Dijkstra's Algorithm: Detailed Explanation

Algorithm Overview

Dijkstra's algorithm is a classic algorithm used to find the shortest path from a single source node to all other nodes in a weighted graph with non-negative edge weights.

Steps

1. Initialize distances from the source to all nodes as infinity, except the source itself (0).
2. Use a min-priority queue (min-heap) to select the node with the smallest known distance.
3. For each neighbor of the current node, update their distances if a shorter path is found.
4. Repeat until all nodes have been processed.
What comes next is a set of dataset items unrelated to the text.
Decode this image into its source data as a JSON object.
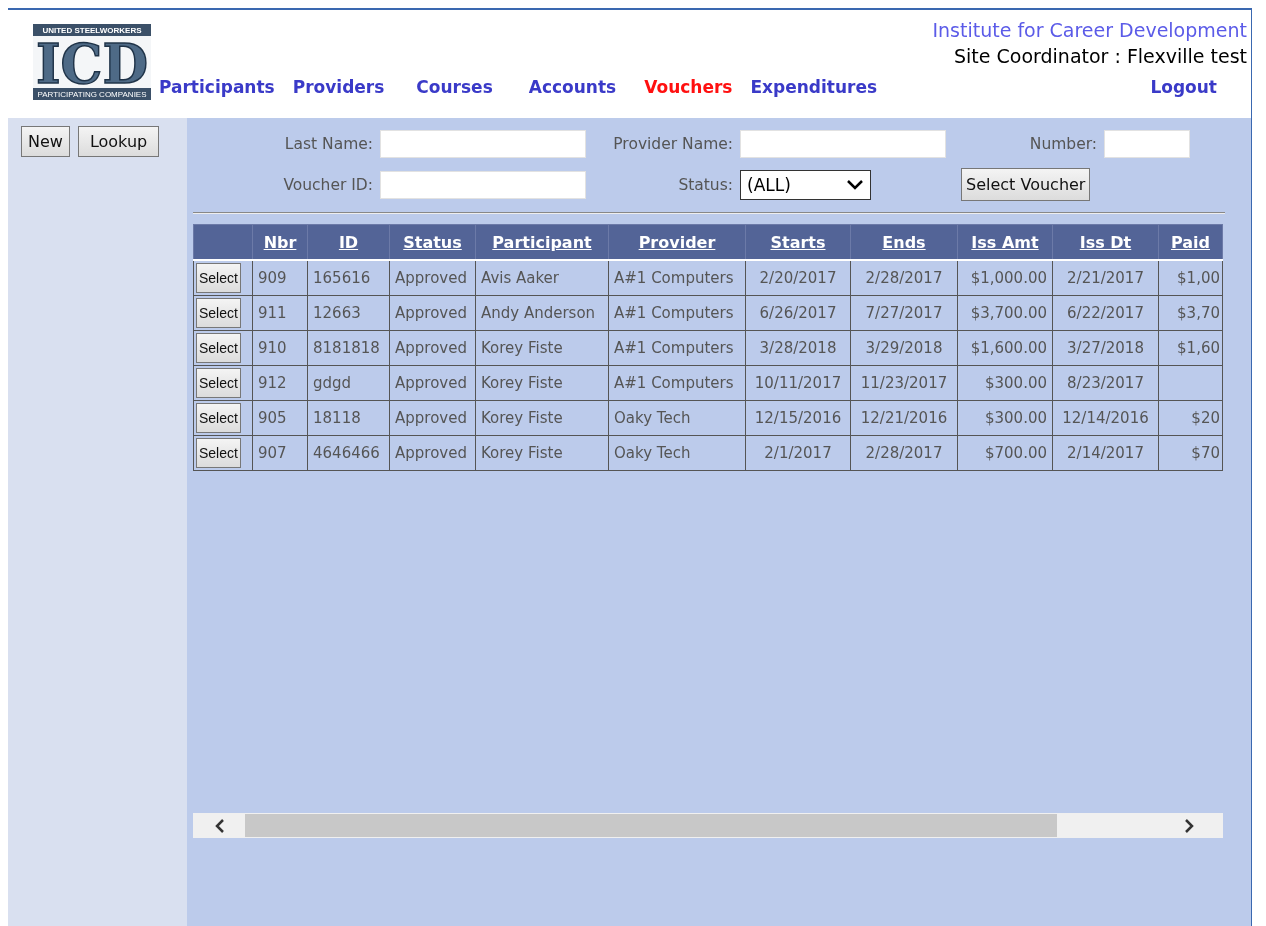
{
  "logo": {
    "top_text": "UNITED STEELWORKERS",
    "main_text": "ICD",
    "bottom_text": "PARTICIPATING COMPANIES"
  },
  "header": {
    "title": "Institute for Career Development",
    "user": "Site Coordinator : Flexville test"
  },
  "nav": [
    {
      "label": "Participants",
      "selected": false
    },
    {
      "label": "Providers",
      "selected": false
    },
    {
      "label": "Courses",
      "selected": false
    },
    {
      "label": "Accounts",
      "selected": false
    },
    {
      "label": "Vouchers",
      "selected": true
    },
    {
      "label": "Expenditures",
      "selected": false
    }
  ],
  "logout": "Logout",
  "sidebar": {
    "buttons": [
      "New",
      "Lookup"
    ]
  },
  "filters": {
    "last_name_label": "Last Name:",
    "provider_name_label": "Provider Name:",
    "number_label": "Number:",
    "voucher_id_label": "Voucher ID:",
    "status_label": "Status:",
    "status_value": "(ALL)",
    "submit": "Select Voucher"
  },
  "table": {
    "columns": [
      "Nbr",
      "ID",
      "Status",
      "Participant",
      "Provider",
      "Starts",
      "Ends",
      "Iss Amt",
      "Iss Dt",
      "Paid"
    ],
    "rows": [
      {
        "select": "Select",
        "nbr": "909",
        "id": "165616",
        "status": "Approved",
        "participant": "Avis Aaker",
        "provider": "A#1 Computers",
        "starts": "2/20/2017",
        "ends": "2/28/2017",
        "iss_amt": "$1,000.00",
        "iss_dt": "2/21/2017",
        "paid": "$1,00"
      },
      {
        "select": "Select",
        "nbr": "911",
        "id": "12663",
        "status": "Approved",
        "participant": "Andy Anderson",
        "provider": "A#1 Computers",
        "starts": "6/26/2017",
        "ends": "7/27/2017",
        "iss_amt": "$3,700.00",
        "iss_dt": "6/22/2017",
        "paid": "$3,70"
      },
      {
        "select": "Select",
        "nbr": "910",
        "id": "8181818",
        "status": "Approved",
        "participant": "Korey Fiste",
        "provider": "A#1 Computers",
        "starts": "3/28/2018",
        "ends": "3/29/2018",
        "iss_amt": "$1,600.00",
        "iss_dt": "3/27/2018",
        "paid": "$1,60"
      },
      {
        "select": "Select",
        "nbr": "912",
        "id": "gdgd",
        "status": "Approved",
        "participant": "Korey Fiste",
        "provider": "A#1 Computers",
        "starts": "10/11/2017",
        "ends": "11/23/2017",
        "iss_amt": "$300.00",
        "iss_dt": "8/23/2017"
      },
      {
        "select": "Select",
        "nbr": "905",
        "id": "18118",
        "status": "Approved",
        "participant": "Korey Fiste",
        "provider": "Oaky Tech",
        "starts": "12/15/2016",
        "ends": "12/21/2016",
        "iss_amt": "$300.00",
        "iss_dt": "12/14/2016",
        "paid": "$20"
      },
      {
        "select": "Select",
        "nbr": "907",
        "id": "4646466",
        "status": "Approved",
        "participant": "Korey Fiste",
        "provider": "Oaky Tech",
        "starts": "2/1/2017",
        "ends": "2/28/2017",
        "iss_amt": "$700.00",
        "iss_dt": "2/14/2017",
        "paid": "$70"
      }
    ]
  }
}
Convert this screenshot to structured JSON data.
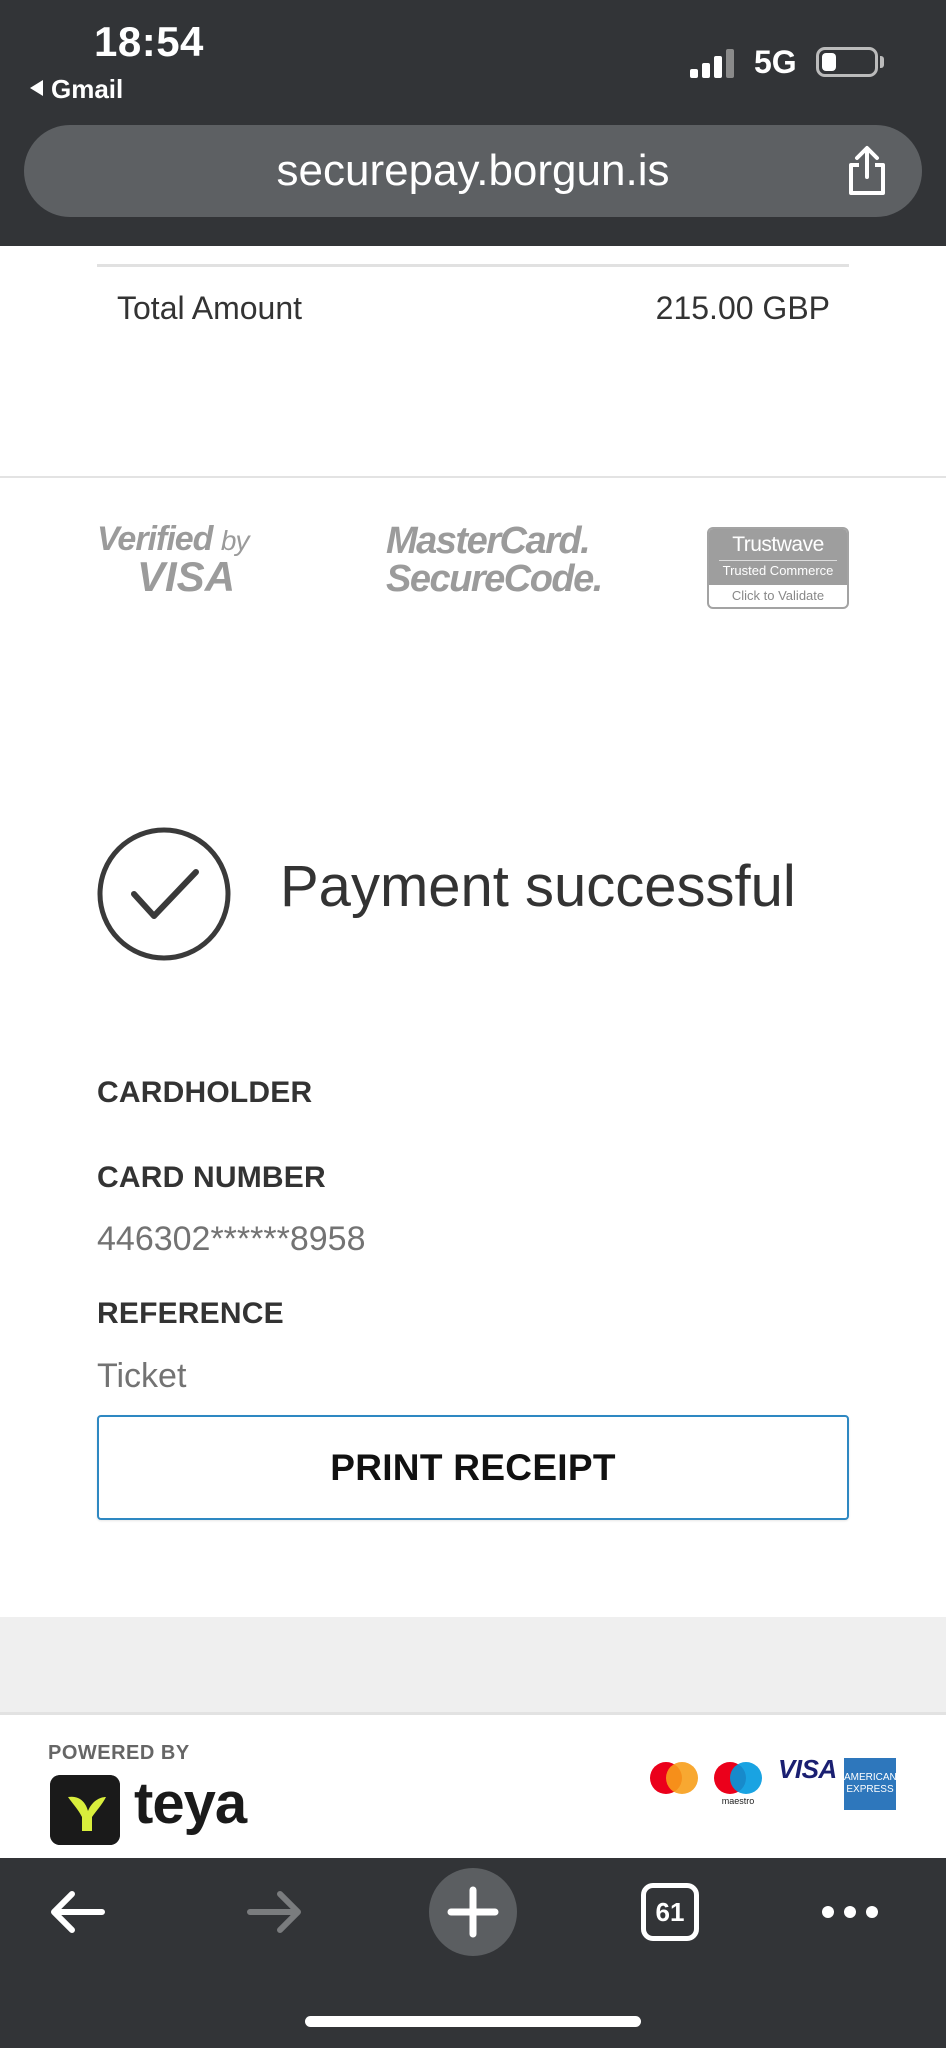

Time and Memory Complexity

• Time Complexity: O((V + E) log V) using a binary heap
• Space Complexity: O(V + E) for adjacency list and distance tracking

Easy Problems

1. Find shortest path in a small road network

// C++ Code
#include <iostream>
#include <vector>
#include <queue>
using namespace std;

const int INF = 1e9;

void dijkstra(int src, vector<pair<int,int>> adj[], vector<int> &dist) {
    priority_queue<pair<int,int>, vector<pair<int,int>>, greater<>> pq;
    pq.push({0, src});
    dist[src] = 0;
    while (!pq.empty()) {
        int u = pq.top().second, d = pq.top().first;
        pq.pop();
        if (d > dist[u]) continue;
        for (auto [v, w] : adj[u]) {
            if (dist[u] + w < dist[v]) {
                dist[v] = dist[u] + w;
                pq.push({dist[v], v});
            }
        }
    }
}

2. Minimum time to deliver a message

Given nodes as communication towers, calculate the fastest time to deliver a message from one tower to another.

Intermediate Problems

1. Network Delay Time (Leetcode 743)

// Assume n nodes, times is edge list
int networkDelayTime(vector<vector<int>>& times, int n, int k) {
    vector<pair<int,int>> adj[n+1];
    for (auto &e : times)
        adj[e[0]].push_back({e[1], e[2]});
    vector<int> dist(n+1, 1e9);
    dijkstra(k, adj, dist);
    int res = *max_element(dist.begin()+1, dist.end());
    return res == 1e9 ? -1 : res;
}

2. Cheapest Flights Within K Stops

Use Dijkstra variant with state tracking for number of stops.

int findCheapestPrice(int n, vector<vector<int>>& flights, int src, int dst, int k) {
    vector<pair<int,int>> adj[n];
    for (auto &f : flights) adj[f[0]].emplace_back(f[1], f[2]);
    queue<tuple<int,int,int>> q;
    vector<int> cost(n, INT_MAX);
    q.push({src, 0, 0});
    while (!q.empty()) {
        auto [u, c, stops] = q.front(); q.pop();
        if (stops > k) continue;
        for (auto [v, w] : adj[u]) {
            if (c + w < cost[v]) {
                cost[v] = c + w;
                q.push({v, cost[v], stops+1});
            }
        }
    }
    return cost[dst] == INT_MAX ? -1 : cost[dst];
}

Hard Problem

1. Path with Minimum Effort (Leetcode 1631)

Apply Dijkstra with edge weights based on maximum effort.

int minimumEffortPath(vector<vector<int>>& heights) {
    int m = heights.size(), n = heights[0].size();
    vector<vector<int>> dist(m, vector<int>(n, INT_MAX));
    priority_queue<tuple<int,int,int>, vector<tuple<int,int,int>>, greater<>> pq;
    pq.push({0, 0, 0});
    dist[0][0] = 0;
    int dir[5] = {-1, 0, 1, 0, -1};
    while (!pq.empty()) {
        auto [d, x, y] = pq.top(); pq.pop();
        if (x == m-1 && y == n-1) return d;
        for (int i = 0; i < 4; ++i) {
            int nx = x + dir[i], ny = y + dir[i+1];
            if (nx >= 0 && ny >= 0 && nx < m && ny < n) {
                int nd = max(d, abs(heights[nx][ny] - heights[x][y]));
                if (nd < dist[nx][ny]) {
                    dist[nx][ny] = nd;
                    pq.push({nd, nx, ny});
                }
            }
        }
    }
    return 0;
}

All these problems demonstrate the power and flexibility of Dijkstra’s algorithm in handling various pathfinding challenges in graphs.